Run the ML.GENERATE_TEXT function to see how the tuned model performs on the evaluation data.

  1. In the Google Cloud console, go to the BigQuery page.

    Go to BigQuery

  2. In the query editor, run the following statement:

    SELECT ml_generate_text_llm_result, ground_truth
    FROM
      ML.GENERATE_TEXT(
        MODEL `bqml_tutorial.gemini_tuned`,
        (
          SELECT
            input AS prompt, output AS ground_truth
          FROM `bqml_tutorial.wiki_auto_style_transfer_valid`
          LIMIT 10
        ),
        STRUCT(TRUE AS flatten_json_output));

    If you examine the output data, you see that the tuned model produces text that is much more similar in style to the ground truth content.

Evaluate the tuned model

Use the ML.EVALUATE function to see how the tuned model's responses compare to ideal responses.

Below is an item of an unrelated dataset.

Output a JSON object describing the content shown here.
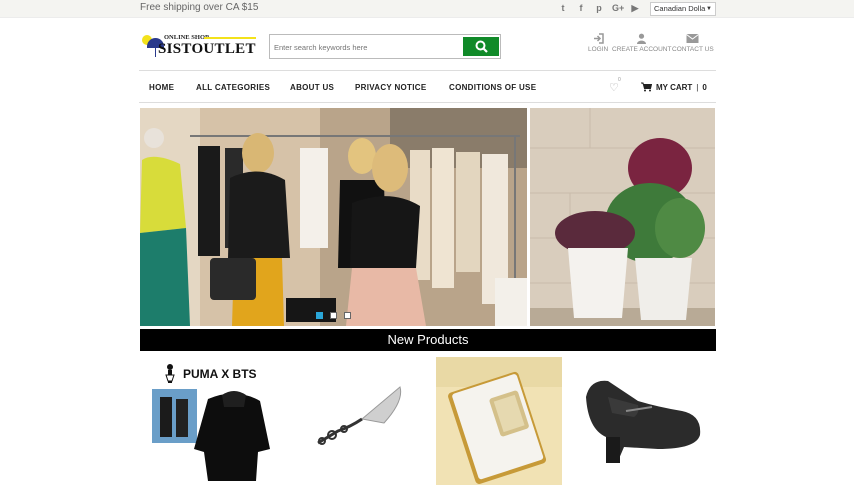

  1. In the Google Cloud console, go to the BigQuery page.

    Go to BigQuery

  2. In the query editor, run the following statement:

    SELECT *
    FROM
      ML.EVALUATE(
        MODEL `bqml_tutorial.gemini_tuned`,
        (
          SELECT
            input AS prompt, output AS label
          FROM `bqml_tutorial.wiki_auto_style_transfer_valid`
        ),
        STRUCT('text_generation' AS task_type));

The output looks similar to the following:

   +---------------------+---------------------+-------------------------------------------+--------------------------------------------+
   | bleu4_score         | rouge-l_precision   | rouge-l_recall      | rouge-l_f1_score    | evaluation_status                          |
   +---------------------+---------------------+---------------------+---------------------+--------------------------------------------+
   | 0.19391708685890585 | 0.34170970869469058 | 0.46793189219384496 | 0.368190192211538   | {                                          |
   |                     |                     |                     |                     |  "num_successful_rows": 176,               |
   |                     |                     |                     |                     |  "num_total_rows": 176                     |
   |                     |                     |                     |                     | }                                          |
   +---------------------+---------------------+ --------------------+---------------------+--------------------------------------------+
   

You can see that even though the training dataset used only 1,408 examples, there is a marked improvement in performance as indicated by the higher evaluation metrics.

Clean up

  1. In the Google Cloud console, go to the Manage resources page.

    Go to Manage resources

  2. In the project list, select the project that you want to delete, and then click Delete.
  3. In the dialog, type the project ID, and then click Shut down to delete the project.